В пустом, кажущемся гигантским, подавляющем своей величиной здании реальной гимназии «на Сметанке», вмещающем около 500 учеников, все классы были параллельные, «А» и «В», а первые классы даже «А бис»; здесь разместили по нескольку мальчиков в пустых классах, на приличном расстоянии друг от друга, чтобы они не могли списывать, и в присутствии «суплекта» (стажера) дали нам письменную работу. Собственно, были четыре темы, распределенные в шахматном порядке – еще одно средство против списывания. Суплект называл нас на «вы», относился до оторопи холодно, строго. Работу по чешскому я написал хорошо, возможно, даже отлично. По арифметике же, хотя «ход» был правильный, результат оказался неверным, я допустил неизбежные числовые ошибки в каком-то действии. К моему великому ужасу и огорчению, меня не оказалось в списках сдавших, принятых, который быстро и невнятно прочитал строгий «господин профессор». Значит, я провалился, что скажут дома, что будет со мной, что я буду вообще делать? Я еле сдерживался, чтобы не разреветься. Но вот «он» берет второй список, очень короткий, и заявляет, что такие-то останутся еще для дополнительного устного экзамена по чешскому языку, а такие-то по арифметике. И среди последних я слышу свою фамилию.

Как я обрадовался! Значит, еще не все потеряно. Я знал, что я спасен. Меня позвали к доске и дали задачку – помню по сей день, с какими-то бочками вина по такой-то цене, а другими – по другой. Вино смешивают, спрашивается, по какой цене будет литр смеси. Я, не стесняясь, по привычке, тут же выпалил, как надо задачку решать, написал на доске такое-то деление, а перед тем, как начать проводить его, дерзко заявил, что тут-то, в цифрах, я могу наврать. Экзаменующему не особенно-то понравилась моя выходка, я до сих пор помню, как он пристально, из-под очков, всматривался в меня, покачивая головой, но все же помог мне перебраться через эти камни цифровых невзгод и милостиво пропустил меня в «реалку», посоветовав «обязательно поупражняться в вычислениях»
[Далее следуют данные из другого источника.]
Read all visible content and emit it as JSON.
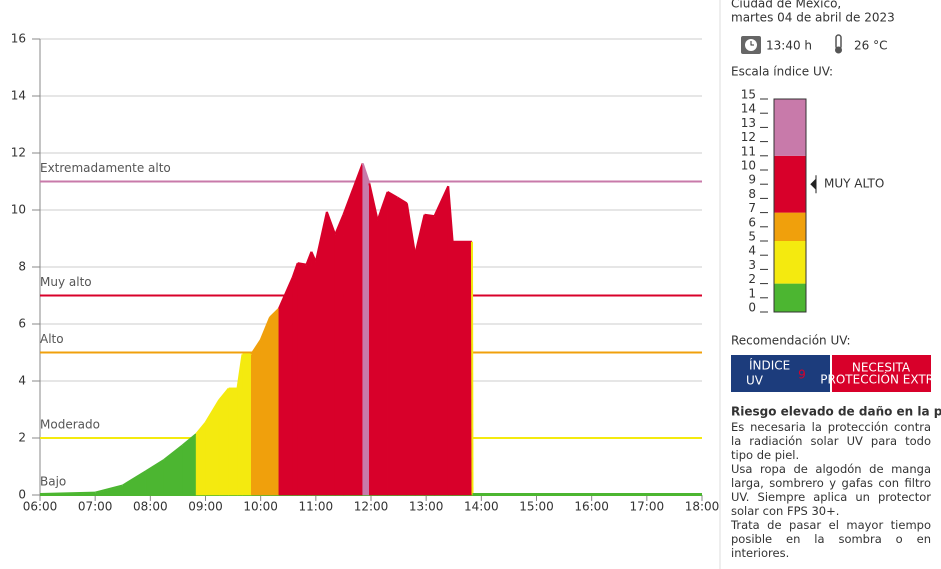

Родители устроили меня у каких-то дальних бедных родственников матери, в семье коммивояжера Корнфельда, на пятом этаже старого пасмурного дома. Думаю, они руководствовались тем, что отсюда было рукой подать до сиротского приюта, к бабушке, и тем, что в этой семье был сын Феликс, старше меня на четыре года, примерный во всех отношениях парень, и, наконец, тем, что для бедной семьи плата за содержание нахлебника представляла значительное подспорье.

Семья Корнфельдов была своеобразна. Все они были оригиналы-чудаки. Отец семейства, высокий, худощавый, преждевременно поседевший, с длинной бородой, был типом аскета, человеком совершенно другого мира, чем тот, в котором проходила вся жизнь вокруг. Он был глубоко религиозен, еврей-ортодокс, один из тех, относительно немногих, которые остались в Праге от старого гетто. По утрам он, когда все еще спали, вставал и долго молился, бормотал, раскачиваясь, на странном непонятном языке, тягучие молитвы, обматывал, одетый в белый балахон с черной каймой и длинными кистями – в таллес – ремни «тефилин» вокруг руки и лба – и, что всего страннее, – все это скрывал, скрыл и от моих родителей, когда договаривался с ними о моем поселении в его семье. Никакая профессия не подходила столь мало к этому человеку, как та, которой ему, по какой-то злой иронии судьбы, приходилось заниматься. Как коммивояжер шляпной фирмы, этот молчаливый религиозный фанатик должен был красноречиво болтать, убеждать, заманивать покупателей – провинциальных торговцев, что ему, должно быть, удавалось туго.